What are the side effects of Elitone for Men?

NMES devices are generally well tolerated. Reported side effects include skin irritation under the electrode, muscle soreness, transient discomfort during sessions, and, in susceptible men, worsening of symptoms when used in the presence of pelvic floor overactivity. The device is contraindicated in men with active pelvic infection, certain pacemakers, or unhealed surgical sites.

Is Elitone covered by insurance or Medicare?
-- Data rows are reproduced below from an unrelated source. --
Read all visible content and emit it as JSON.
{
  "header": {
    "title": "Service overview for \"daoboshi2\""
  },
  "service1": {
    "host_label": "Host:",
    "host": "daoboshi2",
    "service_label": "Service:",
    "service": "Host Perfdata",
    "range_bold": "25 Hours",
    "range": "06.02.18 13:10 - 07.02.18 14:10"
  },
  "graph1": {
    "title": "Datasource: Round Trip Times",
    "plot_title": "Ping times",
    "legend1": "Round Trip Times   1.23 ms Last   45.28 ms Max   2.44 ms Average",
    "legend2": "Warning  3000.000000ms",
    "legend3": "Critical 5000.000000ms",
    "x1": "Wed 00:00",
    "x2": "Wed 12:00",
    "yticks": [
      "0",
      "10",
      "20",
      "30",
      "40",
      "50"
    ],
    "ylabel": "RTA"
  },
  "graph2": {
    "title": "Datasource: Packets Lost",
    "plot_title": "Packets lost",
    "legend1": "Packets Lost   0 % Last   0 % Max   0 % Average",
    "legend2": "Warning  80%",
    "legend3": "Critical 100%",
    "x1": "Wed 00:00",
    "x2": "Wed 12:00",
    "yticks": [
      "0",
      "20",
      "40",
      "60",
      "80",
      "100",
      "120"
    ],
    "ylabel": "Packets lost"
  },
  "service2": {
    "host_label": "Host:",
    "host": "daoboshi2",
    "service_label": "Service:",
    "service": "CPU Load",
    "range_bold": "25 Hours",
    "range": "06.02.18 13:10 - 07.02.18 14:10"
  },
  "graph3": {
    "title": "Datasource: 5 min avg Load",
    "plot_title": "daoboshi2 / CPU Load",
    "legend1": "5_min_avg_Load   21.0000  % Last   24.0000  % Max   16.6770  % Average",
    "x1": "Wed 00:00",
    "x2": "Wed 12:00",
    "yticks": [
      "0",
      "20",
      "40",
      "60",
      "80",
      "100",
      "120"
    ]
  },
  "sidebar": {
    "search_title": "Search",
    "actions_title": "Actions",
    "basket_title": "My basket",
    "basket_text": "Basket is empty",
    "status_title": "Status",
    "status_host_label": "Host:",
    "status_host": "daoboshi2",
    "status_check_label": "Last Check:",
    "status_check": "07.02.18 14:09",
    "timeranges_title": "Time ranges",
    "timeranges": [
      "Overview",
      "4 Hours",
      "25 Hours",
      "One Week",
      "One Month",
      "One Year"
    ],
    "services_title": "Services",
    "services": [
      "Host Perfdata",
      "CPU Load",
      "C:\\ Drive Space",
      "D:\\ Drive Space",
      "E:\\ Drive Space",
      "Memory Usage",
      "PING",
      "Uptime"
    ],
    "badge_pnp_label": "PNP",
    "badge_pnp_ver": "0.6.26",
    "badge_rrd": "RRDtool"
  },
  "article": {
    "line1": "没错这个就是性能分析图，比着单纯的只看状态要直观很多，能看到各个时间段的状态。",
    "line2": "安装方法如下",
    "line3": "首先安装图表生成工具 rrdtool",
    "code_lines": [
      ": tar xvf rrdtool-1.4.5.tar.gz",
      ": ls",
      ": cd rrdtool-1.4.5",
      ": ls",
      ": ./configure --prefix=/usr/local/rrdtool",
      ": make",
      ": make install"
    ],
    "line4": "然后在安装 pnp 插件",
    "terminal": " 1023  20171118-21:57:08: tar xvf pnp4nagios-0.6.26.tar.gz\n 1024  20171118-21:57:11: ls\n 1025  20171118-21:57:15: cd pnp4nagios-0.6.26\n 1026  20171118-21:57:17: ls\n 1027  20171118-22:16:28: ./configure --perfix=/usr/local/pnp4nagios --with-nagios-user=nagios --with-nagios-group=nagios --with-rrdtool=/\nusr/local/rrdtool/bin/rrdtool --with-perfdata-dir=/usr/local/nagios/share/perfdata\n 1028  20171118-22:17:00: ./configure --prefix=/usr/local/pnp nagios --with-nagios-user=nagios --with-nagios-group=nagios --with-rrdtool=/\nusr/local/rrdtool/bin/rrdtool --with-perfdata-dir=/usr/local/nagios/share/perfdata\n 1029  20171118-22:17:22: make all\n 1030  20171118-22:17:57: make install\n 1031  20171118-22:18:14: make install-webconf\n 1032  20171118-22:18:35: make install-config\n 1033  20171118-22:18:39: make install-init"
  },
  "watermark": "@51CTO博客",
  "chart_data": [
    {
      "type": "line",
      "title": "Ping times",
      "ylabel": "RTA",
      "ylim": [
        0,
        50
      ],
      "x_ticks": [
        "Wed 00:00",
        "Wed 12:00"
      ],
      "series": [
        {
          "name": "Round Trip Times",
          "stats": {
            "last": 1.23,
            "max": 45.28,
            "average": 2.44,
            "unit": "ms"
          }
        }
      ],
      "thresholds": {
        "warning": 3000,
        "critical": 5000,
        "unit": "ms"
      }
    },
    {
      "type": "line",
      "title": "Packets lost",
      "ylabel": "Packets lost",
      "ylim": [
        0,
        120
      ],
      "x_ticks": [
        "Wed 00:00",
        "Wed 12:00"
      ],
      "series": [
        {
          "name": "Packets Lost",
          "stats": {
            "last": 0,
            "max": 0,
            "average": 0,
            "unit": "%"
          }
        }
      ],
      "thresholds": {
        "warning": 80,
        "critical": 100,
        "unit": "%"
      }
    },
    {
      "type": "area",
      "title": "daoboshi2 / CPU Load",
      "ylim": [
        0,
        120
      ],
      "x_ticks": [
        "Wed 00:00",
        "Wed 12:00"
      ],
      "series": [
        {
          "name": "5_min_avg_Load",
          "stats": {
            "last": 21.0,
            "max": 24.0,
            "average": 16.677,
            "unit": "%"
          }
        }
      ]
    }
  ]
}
Coverage depends on plan, documentation, and whether the device is prescribed by a physician for documented stress urinary incontinence. Medicare has historically covered some NMES devices for incontinence under specific HCPCS codes when prior conservative therapy has been documented. Verify coverage with your plan and physician before purchasing.

Sources

  1. Elitone — manufacturer site. Product description, indications, mechanism.
  2. Urology Times — FDA clears Elitone neuromuscular stimulation device for post-prostatectomy incontinence. Pivotal trial summary and clearance details.
  3. PMC — Conservative interventions for managing urinary incontinence after prostate surgery. Cochrane review of NMES and PFMT in male UI.
  4. Cleveland Clinic — Hypertonic Pelvic Floor. Definition and prevalence of pelvic floor overactivity in post-surgical men.
  5. AUA / GURS / SUFU — Incontinence After Prostate Treatment Guideline. First-line therapy framework.
  6. Frontiers in Surgery — Current Management of Post-Radical Prostatectomy Urinary Incontinence. Overview of conservative and device-based options.
Educational disclaimer: This article is informational and reflects publicly available device clearance information and the broader NMES literature as of April 2026. It is not medical advice. The author has no financial relationship with Elitone or its parent company. Before starting any NMES device or pelvic floor program, consult your urologist or a licensed pelvic floor physical therapist.